The late motivational speaker Jim Rohn once said, “Success is neither magical nor mysterious. Success is the natural consequence of consistently applying basic fundamentals.”
Success in fitness means moving better and stronger, with minimal pain, and being able to complete the activities we love to the best of our ability. In short, being physically fit increases our quality of life. Fitness is not magical or mysterious. You cannot magically gain or lose results, and there is no mysterious, groundbreaking technique to help get you there. The road to being physically fit is a process, and there is always a reason for our results. It starts with the fundamentals.
Consistently working on the fundamentals of exercise technique is one of the best vehicles for your fitness journey. While specific techniques for each exercise will be different, there are a few key fundamentals that remain the same regardless of the exercise. Below is a breakdown of those fundamentals.
Fundamental: Proper Positioning
This relates to posture, contact, grip and positioning of your arms and legs.
- Are your feet (and sometimes hands) in firm contact with the floor?
- Are you gripping the weight correctly?
- Do you feel strong, comfortable and ready to react with confidence?
Answering these questions before you begin any exercise will make it that much more effective. It may take some adjustments before you find the positioning that looks and feels the best for you, so adapt accordingly and consistently evaluate your performance. Sometimes even the simplest positioning fix does the trick!
Fundamental: Avoid Over-squeezing
This applies to how you grip the ground with your feet, how you grip weights with your hands and how you grip your muscles during exercise. For the most part, you should avoid squeezing your feet, your grip and your muscles with excessive force.
Have you been told to squeeze your glutes or core tight? Squeezing does increase muscle activity, but over-squeezing (such as bracing your core extremely tight) can actually decrease nervous system activity and subsequent strength available. This can also lead to unwanted tightness, dysfunction and nagging pain.

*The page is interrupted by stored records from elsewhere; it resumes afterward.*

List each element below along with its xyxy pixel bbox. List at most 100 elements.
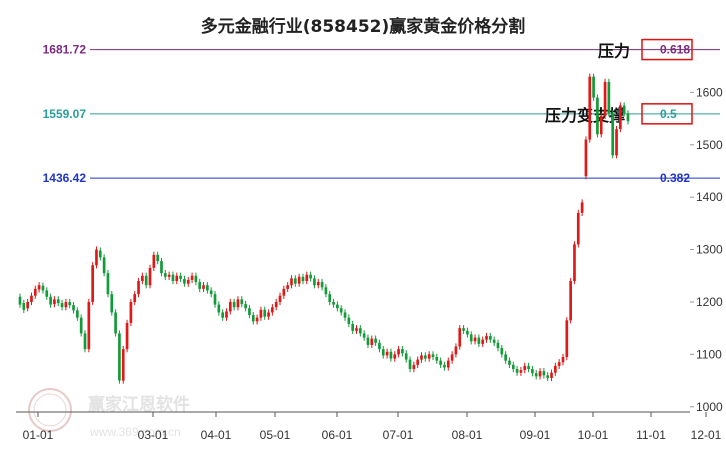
candle-body bbox=[427, 354, 431, 359]
candle-body bbox=[332, 301, 335, 305]
candle-body bbox=[431, 354, 435, 357]
candle-body bbox=[152, 254, 156, 268]
candle-body bbox=[401, 349, 404, 354]
candle-body bbox=[274, 301, 278, 308]
candle-body bbox=[626, 113, 630, 122]
candle-body bbox=[129, 301, 133, 323]
candle-body bbox=[492, 339, 496, 343]
candle-body bbox=[619, 105, 622, 130]
candle-body bbox=[358, 328, 362, 334]
candle-body bbox=[301, 276, 305, 282]
candle-body bbox=[175, 275, 179, 282]
candle-body bbox=[500, 348, 504, 355]
watermark-url: www.369.com.cn bbox=[89, 425, 181, 439]
candle-body bbox=[343, 312, 347, 318]
candle-body bbox=[381, 349, 385, 356]
candle-body bbox=[167, 274, 171, 277]
candle-body bbox=[588, 76, 592, 140]
watermark: 赢家江恩软件 www.369.com.cn bbox=[28, 388, 190, 439]
candle-body bbox=[206, 285, 209, 291]
candle-body bbox=[412, 364, 416, 370]
level-ratio-box bbox=[641, 103, 693, 125]
level-ratio-label: 0.618 bbox=[660, 43, 690, 57]
candle-body bbox=[156, 254, 159, 262]
candle-body bbox=[573, 244, 576, 282]
candle-body bbox=[45, 290, 49, 297]
candle-body bbox=[416, 359, 420, 365]
candle-body bbox=[68, 301, 72, 306]
candle-body bbox=[110, 294, 114, 313]
candle-body bbox=[290, 278, 293, 286]
candle-body bbox=[148, 267, 152, 286]
candle-body bbox=[538, 371, 542, 377]
candle-body bbox=[236, 299, 240, 308]
candle-body bbox=[98, 250, 102, 258]
candle-body bbox=[305, 274, 309, 282]
candle-body bbox=[534, 373, 538, 377]
y-tick-label: 1000 bbox=[696, 400, 723, 414]
x-tick-label: 03-01 bbox=[138, 428, 169, 442]
candle-body bbox=[240, 299, 244, 305]
candle-body bbox=[141, 275, 144, 282]
y-tick-label: 1400 bbox=[696, 190, 723, 204]
candle-body bbox=[76, 310, 79, 318]
x-tick-label: 09-01 bbox=[520, 428, 551, 442]
candle-body bbox=[615, 129, 618, 156]
candle-body bbox=[171, 274, 175, 282]
candle-body bbox=[454, 346, 458, 355]
candle-body bbox=[531, 369, 534, 374]
candle-body bbox=[217, 304, 221, 313]
candle-body bbox=[339, 308, 343, 313]
candle-body bbox=[622, 105, 626, 114]
candle-body bbox=[489, 336, 492, 340]
candle-body bbox=[519, 370, 523, 373]
y-tick-label: 1500 bbox=[696, 138, 723, 152]
candle-body bbox=[404, 353, 408, 360]
candle-body bbox=[56, 299, 60, 304]
candle-body bbox=[221, 312, 225, 318]
candle-body bbox=[466, 330, 469, 335]
candle-body bbox=[297, 276, 301, 284]
candle-body bbox=[378, 342, 381, 350]
candle-body bbox=[186, 279, 190, 284]
candle-body bbox=[79, 317, 83, 334]
candle-body bbox=[481, 339, 485, 344]
candle-body bbox=[557, 362, 561, 366]
candle-body bbox=[91, 265, 94, 302]
candle-body bbox=[523, 365, 527, 371]
candle-body bbox=[596, 97, 599, 135]
level-price-label: 1681.72 bbox=[43, 43, 87, 57]
candle-body bbox=[496, 342, 500, 349]
x-tick-label: 08-01 bbox=[452, 428, 483, 442]
candle-body bbox=[485, 336, 488, 340]
candle-body bbox=[49, 296, 52, 305]
candle-body bbox=[160, 261, 163, 274]
candle-body bbox=[114, 312, 117, 334]
candle-body bbox=[72, 305, 75, 311]
candle-body bbox=[26, 301, 29, 309]
candle-body bbox=[232, 301, 236, 308]
candle-body bbox=[179, 275, 182, 279]
candle-body bbox=[580, 202, 584, 213]
candle-body bbox=[393, 354, 397, 359]
candle-body bbox=[511, 364, 515, 370]
candle-body bbox=[389, 351, 393, 359]
candle-body bbox=[293, 278, 297, 284]
candle-body bbox=[282, 288, 286, 296]
candle-body bbox=[336, 304, 339, 309]
candle-body bbox=[83, 333, 87, 350]
x-tick-label: 04-01 bbox=[201, 428, 232, 442]
chart-title: 多元金融行业(858452)赢家黄金价格分割 bbox=[200, 17, 526, 37]
candle-body bbox=[508, 360, 511, 365]
watermark-text: 赢家江恩软件 bbox=[88, 394, 190, 415]
candle-body bbox=[133, 294, 137, 302]
x-tick-label: 01-01 bbox=[23, 428, 54, 442]
level-price-label: 1436.42 bbox=[43, 171, 87, 185]
candle-body bbox=[420, 355, 423, 360]
x-tick-label: 12-01 bbox=[691, 428, 722, 442]
level-price-label: 1559.07 bbox=[43, 107, 87, 121]
candle-body bbox=[198, 282, 202, 289]
candle-body bbox=[328, 294, 332, 302]
candle-body bbox=[320, 282, 324, 288]
x-tick-label: 06-01 bbox=[322, 428, 353, 442]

Squeezing to activate the proper muscles to a certain degree definitely helps, and hard squeezing can be necessary in a rehab setting or when using a certain group of muscles for the first time in a long time, but we shouldn’t have to consciously squeeze hard all the time. Proper movement and gripping, with the right amount of force, allow the muscles to naturally engage with the right amount of energy needed to complete the task. Moving well is the best way to “squeeze.”
Fundamental: Breathing
Proper breathing technique during exercise makes all the difference. Depending on the intensity of the exercise, your breathing rate may be higher or lower, but you should always feel in control of your breath.
You should never hold your breath or strain your jaw or neck. Breathing should make everything feel better and easier, not harder or worse. A simple trick during cardio exercise is to breathe in and out with control through the nose. During weight training, breathe in during the negative phase of the movement and out during the positive phase.
For example, when squatting, breathe in when you lower down, and breathe out as you explode back up. Good breathing leads to good posture, optimal core activation, strong performance, a clear mind and efficient muscle recovery.
Do you need more specific examples? We have an entire exercise video library demonstrating proper technique for 143 different exercises! Check it out here.
Applying these principles every time you exercise will set you up on the longest runway for success and increase your quality of life. No magic or mysterious techniques — all you need are the fundamentals.